Why is there so little discussion of the meaning of plays?
Is it a defense? Is it like the way we speak of people we find attractive? ‘Oh, he’s an 8’ – and by that glib reduction deny their power over us?
Or is it because we don’t expect to find any valuable meaning [any power] in a play? Do we expect to find it anywhere? And if not in art, where? Where do we think we get our ways of seeing from?
Or do we simply not realize – or refuse to acknowledge – that we see the world in a particular way? Or, as a Marxist critic might suggest, do we have a vested interested in believing that our particular vision is the unadorned Truth?

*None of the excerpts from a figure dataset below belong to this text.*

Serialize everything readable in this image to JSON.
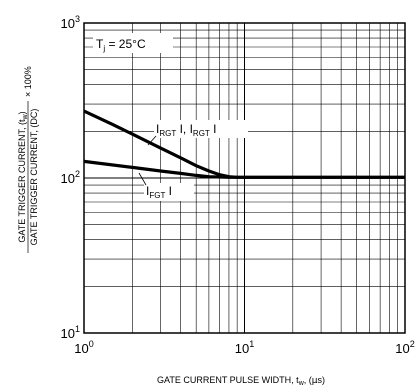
{
  "chart_data": {
    "type": "line",
    "x_scale": "log",
    "y_scale": "log",
    "xlim": [
      1,
      100
    ],
    "ylim": [
      10,
      1000
    ],
    "grid": true,
    "xlabel": {
      "main": "GATE CURRENT PULSE WIDTH, t",
      "sub": "w",
      "tail": ", (",
      "mu": "µ",
      "unit": "s)"
    },
    "ylabel": {
      "numerator": "GATE TRIGGER CURRENT, (t",
      "numerator_sub": "w",
      "numerator_tail": ")",
      "denominator": "GATE TRIGGER CURRENT, (DC)",
      "factor": "× 100%"
    },
    "x_ticks": [
      {
        "value": 1,
        "base": "10",
        "exp": "0"
      },
      {
        "value": 10,
        "base": "10",
        "exp": "1"
      },
      {
        "value": 100,
        "base": "10",
        "exp": "2"
      }
    ],
    "y_ticks": [
      {
        "value": 10,
        "base": "10",
        "exp": "1"
      },
      {
        "value": 100,
        "base": "10",
        "exp": "2"
      },
      {
        "value": 1000,
        "base": "10",
        "exp": "3"
      }
    ],
    "annotation": {
      "condition": {
        "main": "T",
        "sub": "j",
        "tail": " = 25°C"
      },
      "series_labels": [
        {
          "parts": [
            {
              "text": "I"
            },
            {
              "text": "RGT",
              "sub": true
            },
            {
              "text": " I"
            },
            {
              "text": ", I"
            },
            {
              "text": "RGT",
              "sub": true
            },
            {
              "text": " I"
            }
          ]
        },
        {
          "parts": [
            {
              "text": "I"
            },
            {
              "text": "FGT",
              "sub": true
            },
            {
              "text": " I"
            }
          ]
        }
      ]
    },
    "series": [
      {
        "x": [
          1,
          1.5,
          2,
          3,
          4,
          5,
          6,
          7,
          8,
          9,
          10,
          20,
          50,
          100
        ],
        "y": [
          270,
          222,
          192,
          156,
          135,
          120,
          111,
          105,
          102,
          101,
          101,
          101,
          101,
          101
        ]
      },
      {
        "x": [
          1,
          2,
          3,
          4,
          5,
          6,
          8,
          10,
          20,
          50,
          100
        ],
        "y": [
          128,
          117,
          111,
          107,
          104,
          102,
          101,
          101,
          101,
          101,
          101
        ]
      }
    ]
  }
}
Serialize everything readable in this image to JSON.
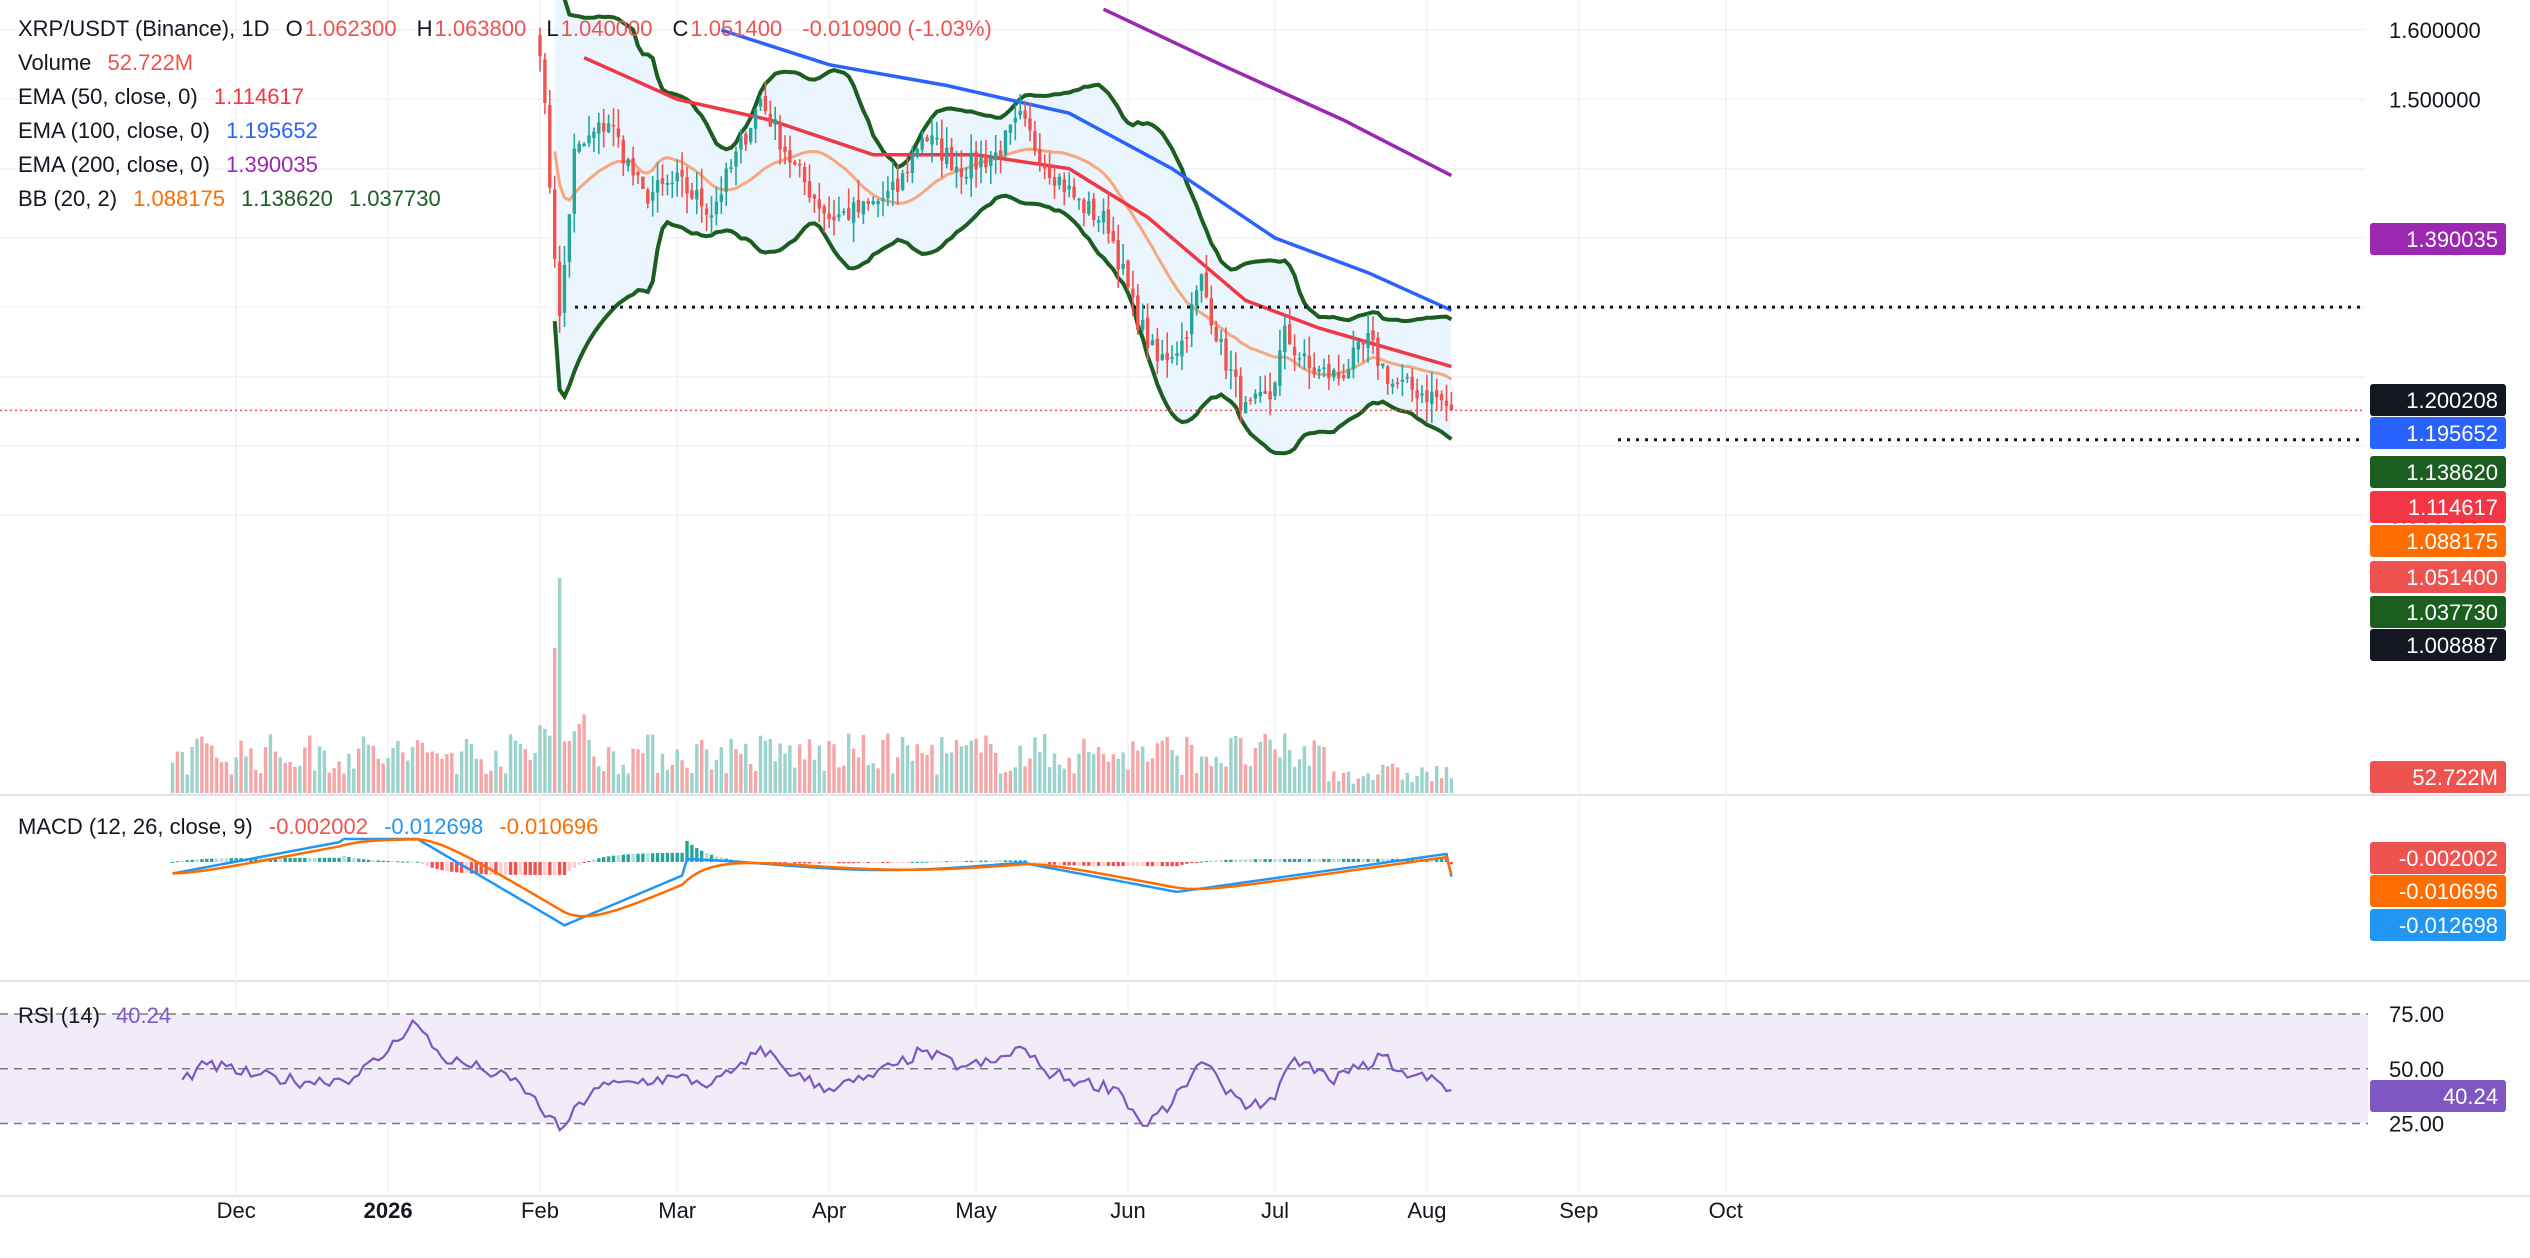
{
  "colors": {
    "up": "#26a69a",
    "down": "#ef5350",
    "ema50": "#f23645",
    "ema100": "#2962ff",
    "ema200": "#9c27b0",
    "bb_basis": "#f7a072",
    "bb_band": "#1b5e20",
    "bb_fill": "#e3f2fd",
    "macd": "#2196f3",
    "signal": "#ff6d00",
    "rsi": "#7e57c2",
    "rsi_fill": "#ede7f6",
    "text": "#131722",
    "grid": "#f0f3fa"
  },
  "header": {
    "symbol": "XRP/USDT (Binance), 1D",
    "o_label": "O",
    "o": "1.062300",
    "h_label": "H",
    "h": "1.063800",
    "l_label": "L",
    "l": "1.040000",
    "c_label": "C",
    "c": "1.051400",
    "change": "-0.010900 (-1.03%)",
    "volume_label": "Volume",
    "volume": "52.722M",
    "ema50_label": "EMA (50, close, 0)",
    "ema50": "1.114617",
    "ema100_label": "EMA (100, close, 0)",
    "ema100": "1.195652",
    "ema200_label": "EMA (200, close, 0)",
    "ema200": "1.390035",
    "bb_label": "BB (20, 2)",
    "bb_basis": "1.088175",
    "bb_upper": "1.138620",
    "bb_lower": "1.037730",
    "macd_label": "MACD (12, 26, close, 9)",
    "macd_hist": "-0.002002",
    "macd_line": "-0.012698",
    "macd_signal": "-0.010696",
    "rsi_label": "RSI (14)",
    "rsi": "40.24"
  },
  "chart_data": [
    {
      "type": "candlestick",
      "pane": "price",
      "x_start": "2026-02-01",
      "x_step_days": 1,
      "price_axis_ticks": [
        "1.600000",
        "1.500000",
        "1.300000",
        "0.900000"
      ],
      "ylim": [
        0.85,
        1.63
      ],
      "price_labels": [
        {
          "value": "1.390035",
          "color": "#9c27b0"
        },
        {
          "value": "1.200208",
          "color": "#131722"
        },
        {
          "value": "1.195652",
          "color": "#2962ff"
        },
        {
          "value": "1.138620",
          "color": "#1b5e20"
        },
        {
          "value": "1.114617",
          "color": "#f23645"
        },
        {
          "value": "1.088175",
          "color": "#ff6d00"
        },
        {
          "value": "1.051400",
          "color": "#ef5350"
        },
        {
          "value": "1.037730",
          "color": "#1b5e20"
        },
        {
          "value": "1.008887",
          "color": "#131722"
        }
      ],
      "horizontal_lines": [
        1.2002,
        1.0089
      ],
      "current_price": 1.0514,
      "volume_label": "52.722M",
      "key_closes": [
        [
          "2026-02-01",
          1.58
        ],
        [
          "2026-02-05",
          1.18
        ],
        [
          "2026-02-08",
          1.42
        ],
        [
          "2026-02-15",
          1.47
        ],
        [
          "2026-02-22",
          1.36
        ],
        [
          "2026-03-01",
          1.38
        ],
        [
          "2026-03-08",
          1.34
        ],
        [
          "2026-03-12",
          1.4
        ],
        [
          "2026-03-18",
          1.5
        ],
        [
          "2026-03-25",
          1.4
        ],
        [
          "2026-04-01",
          1.33
        ],
        [
          "2026-04-08",
          1.34
        ],
        [
          "2026-04-15",
          1.37
        ],
        [
          "2026-04-20",
          1.45
        ],
        [
          "2026-04-28",
          1.4
        ],
        [
          "2026-05-05",
          1.42
        ],
        [
          "2026-05-10",
          1.47
        ],
        [
          "2026-05-15",
          1.41
        ],
        [
          "2026-05-22",
          1.35
        ],
        [
          "2026-05-28",
          1.32
        ],
        [
          "2026-06-02",
          1.2
        ],
        [
          "2026-06-07",
          1.12
        ],
        [
          "2026-06-12",
          1.15
        ],
        [
          "2026-06-16",
          1.24
        ],
        [
          "2026-06-20",
          1.14
        ],
        [
          "2026-06-25",
          1.05
        ],
        [
          "2026-06-30",
          1.07
        ],
        [
          "2026-07-03",
          1.16
        ],
        [
          "2026-07-08",
          1.11
        ],
        [
          "2026-07-14",
          1.1
        ],
        [
          "2026-07-20",
          1.15
        ],
        [
          "2026-07-25",
          1.09
        ],
        [
          "2026-07-30",
          1.08
        ],
        [
          "2026-08-03",
          1.07
        ],
        [
          "2026-08-06",
          1.0514
        ]
      ]
    },
    {
      "type": "histogram",
      "pane": "macd",
      "series": [
        {
          "name": "MACD",
          "last": -0.012698
        },
        {
          "name": "Signal",
          "last": -0.010696
        },
        {
          "name": "Histogram",
          "last": -0.002002
        }
      ],
      "price_labels": [
        {
          "value": "-0.002002",
          "color": "#ef5350"
        },
        {
          "value": "-0.010696",
          "color": "#ff6d00"
        },
        {
          "value": "-0.012698",
          "color": "#2196f3"
        }
      ]
    },
    {
      "type": "line",
      "pane": "rsi",
      "levels": [
        75,
        50,
        25
      ],
      "level_labels": [
        "75.00",
        "50.00",
        "25.00"
      ],
      "last": 40.24,
      "last_label": "40.24",
      "key_values": [
        [
          "2025-11-20",
          45
        ],
        [
          "2025-11-25",
          52
        ],
        [
          "2025-12-05",
          47
        ],
        [
          "2025-12-15",
          44
        ],
        [
          "2025-12-25",
          46
        ],
        [
          "2026-01-01",
          58
        ],
        [
          "2026-01-06",
          72
        ],
        [
          "2026-01-12",
          55
        ],
        [
          "2026-01-20",
          50
        ],
        [
          "2026-01-28",
          43
        ],
        [
          "2026-02-05",
          22
        ],
        [
          "2026-02-12",
          41
        ],
        [
          "2026-02-20",
          44
        ],
        [
          "2026-03-01",
          46
        ],
        [
          "2026-03-08",
          43
        ],
        [
          "2026-03-15",
          52
        ],
        [
          "2026-03-18",
          60
        ],
        [
          "2026-03-25",
          47
        ],
        [
          "2026-04-01",
          41
        ],
        [
          "2026-04-08",
          45
        ],
        [
          "2026-04-15",
          52
        ],
        [
          "2026-04-20",
          58
        ],
        [
          "2026-04-28",
          51
        ],
        [
          "2026-05-05",
          53
        ],
        [
          "2026-05-10",
          60
        ],
        [
          "2026-05-15",
          49
        ],
        [
          "2026-05-22",
          44
        ],
        [
          "2026-05-30",
          41
        ],
        [
          "2026-06-04",
          24
        ],
        [
          "2026-06-10",
          34
        ],
        [
          "2026-06-16",
          53
        ],
        [
          "2026-06-20",
          43
        ],
        [
          "2026-06-26",
          33
        ],
        [
          "2026-07-01",
          36
        ],
        [
          "2026-07-05",
          55
        ],
        [
          "2026-07-12",
          45
        ],
        [
          "2026-07-18",
          50
        ],
        [
          "2026-07-23",
          56
        ],
        [
          "2026-07-28",
          46
        ],
        [
          "2026-08-02",
          47
        ],
        [
          "2026-08-06",
          40.24
        ]
      ]
    }
  ],
  "time_axis": [
    {
      "label": "Dec",
      "date": "2025-12-01"
    },
    {
      "label": "2026",
      "date": "2026-01-01",
      "bold": true
    },
    {
      "label": "Feb",
      "date": "2026-02-01"
    },
    {
      "label": "Mar",
      "date": "2026-03-01"
    },
    {
      "label": "Apr",
      "date": "2026-04-01"
    },
    {
      "label": "May",
      "date": "2026-05-01"
    },
    {
      "label": "Jun",
      "date": "2026-06-01"
    },
    {
      "label": "Jul",
      "date": "2026-07-01"
    },
    {
      "label": "Aug",
      "date": "2026-08-01"
    },
    {
      "label": "Sep",
      "date": "2026-09-01"
    },
    {
      "label": "Oct",
      "date": "2026-10-01"
    }
  ]
}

To be honest, I find it difficult to be overly interested in judging the technical details of a production. Maybe I lack something. But I want a play to give me more than the satisfaction that I am superior to it and its creators.
No-one survives this life, but I intend to go down fighting. I want a play to arm me for that fight. I want to leave the theatre with more than I entered. And that “more” is not disdain – or even admiration – for the artists.
The plays I need are fuel for life; logs to feed our open fire. They give warmth. They give light. So we’ll gather, in silent fascination, and watch. And as one flickers out, we’ll throw on another, and no two will burn the same. And so we’ll pass this night, the dark and the cold all around us, and know that no dawn comes, except of our own making.